Eine Marxistische Analyse der Gewerkschaften

Gewerkschaften sind, so Marx, Ordnungsfaktor und Gegenmacht zugleich. Diesen Doppelcharakter besitzen sie seit ihrer Entstehung und bestimmen damit über Krieg und Frieden im Betrieb. Statt als Kampforganisation der Arbeiter*innen und Motor in Tarifauseinandersetzungen werden Gewerkschaften und ihre haupt- und ehrenamtlichen Funktionär*innen heute oft eher als vermittelnde und bevormundende Partei im Arbeitskampf wahrgenommen, die über die Köpfe der Belegschaften hinweg mit den Bossen Vereinbarungen treffen. Aber wie kann das eigentlich sein? Hier lohnt ein genauerer Blick auf die oft kritisierte "Gewerkschaftsbürokratie", die in Teilen konfliktorientierte Spielräume öffnet für selbstbewusste und klassenpolitische Gewerkschafter*innen, um sich ihre Gewerkschaft neu anzueignen.

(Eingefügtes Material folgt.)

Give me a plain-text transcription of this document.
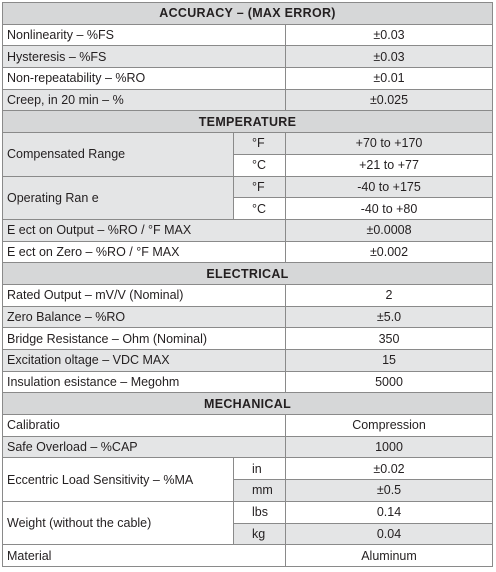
ACCURACY – (MAX ERROR)		
Nonlinearity – %FS		±0.03
Hysteresis – %FS		±0.03
Non-repeatability – %RO		±0.01
Creep, in 20 min – %		±0.025
TEMPERATURE		
Compensated Range	°F	+70 to +170
	°C	+21 to +77
Operating Ran e	°F	-40 to +175
	°C	-40 to +80
E ect on Output – %RO / °F MAX		±0.0008
E ect on Zero – %RO / °F MAX		±0.002
ELECTRICAL		
Rated Output – mV/V (Nominal)		2
Zero Balance – %RO		±5.0
Bridge Resistance – Ohm (Nominal)		350
Excitation oltage – VDC MAX		15
Insulation esistance – Megohm		5000
MECHANICAL		
Calibratio		Compression
Safe Overload – %CAP		1000
Eccentric Load Sensitivity – %MA	in	±0.02
	mm	±0.5
Weight (without the cable)	lbs	0.14
	kg	0.04
Material		Aluminum
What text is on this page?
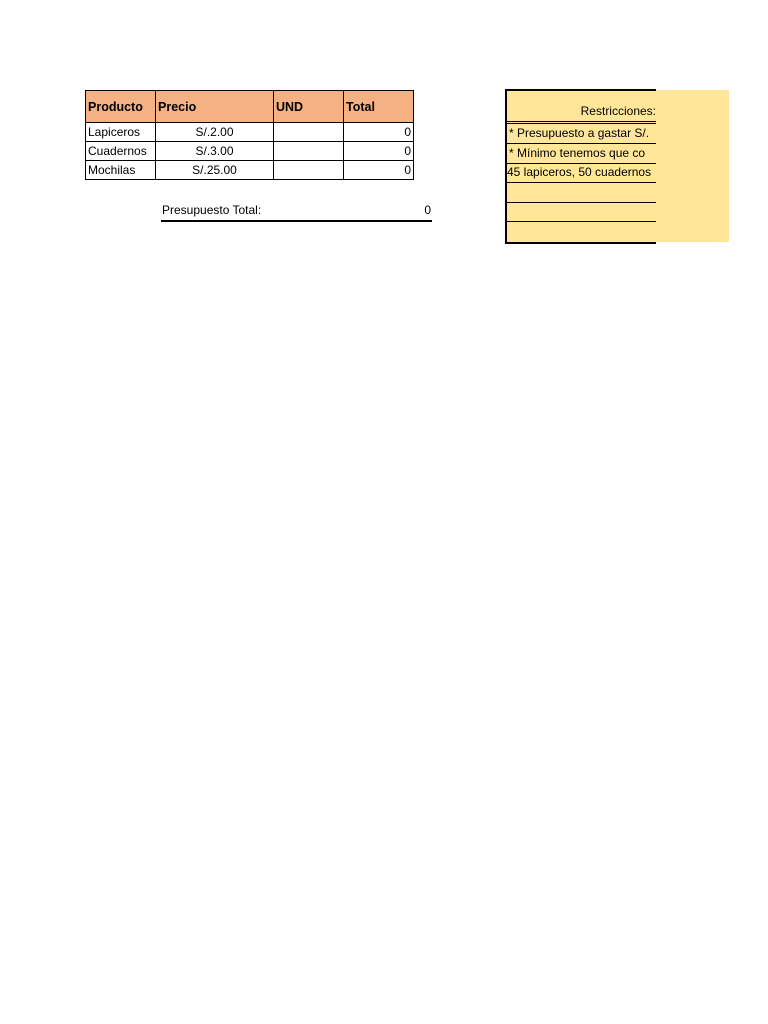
Producto	Precio	UND	Total
Lapiceros	S/.2.00		0
Cuadernos	S/.3.00		0
Mochilas	S/.25.00		0
Presupuesto Total:	0
Restricciones:
* Presupuesto a gastar S/.
* Mínimo tenemos que co
45 lapiceros, 50 cuadernos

Und ab geht die Post. Über Verteidigungskämpfe im Betrieb und die Rolle von Sozialist*innen

Mit dem Argument „ökonomische Sachzwänge“ treiben Konzernspitzen Arbeiter*innen und Gewerkschaften immer mehr in die Defensive – ob im öffentlichen Bereich durch Kürzungen oder durch Transformationsprozesse und Gewinneinbrüche in der Privatwirtschaft. Die Folge: massiver Personalabbau, Flexibilisierung und Arbeitsverdichtung auf Kosten der Kolleg*innen und der öffentlichen Daseinsvorsorge. Wie können wir als betrieblich Aktive mit „ökonomischen Sachzwängen“ umgehen, ohne uns vom Kapital vor den Karren spannen zu lassen? Mit welchen Strategien können wir „das Beste“ für die und mit den Kolleg*innen rausholen und gleichzeitig die erfahrbaren Widersprüche nutzen, um die Systemfrage zu stellen? Diesen und weiteren Fragen wollen wir uns anhand der betrieblichen und politischen Entwicklungen bei der Deutschen Post nähern und in die Diskussion kommen.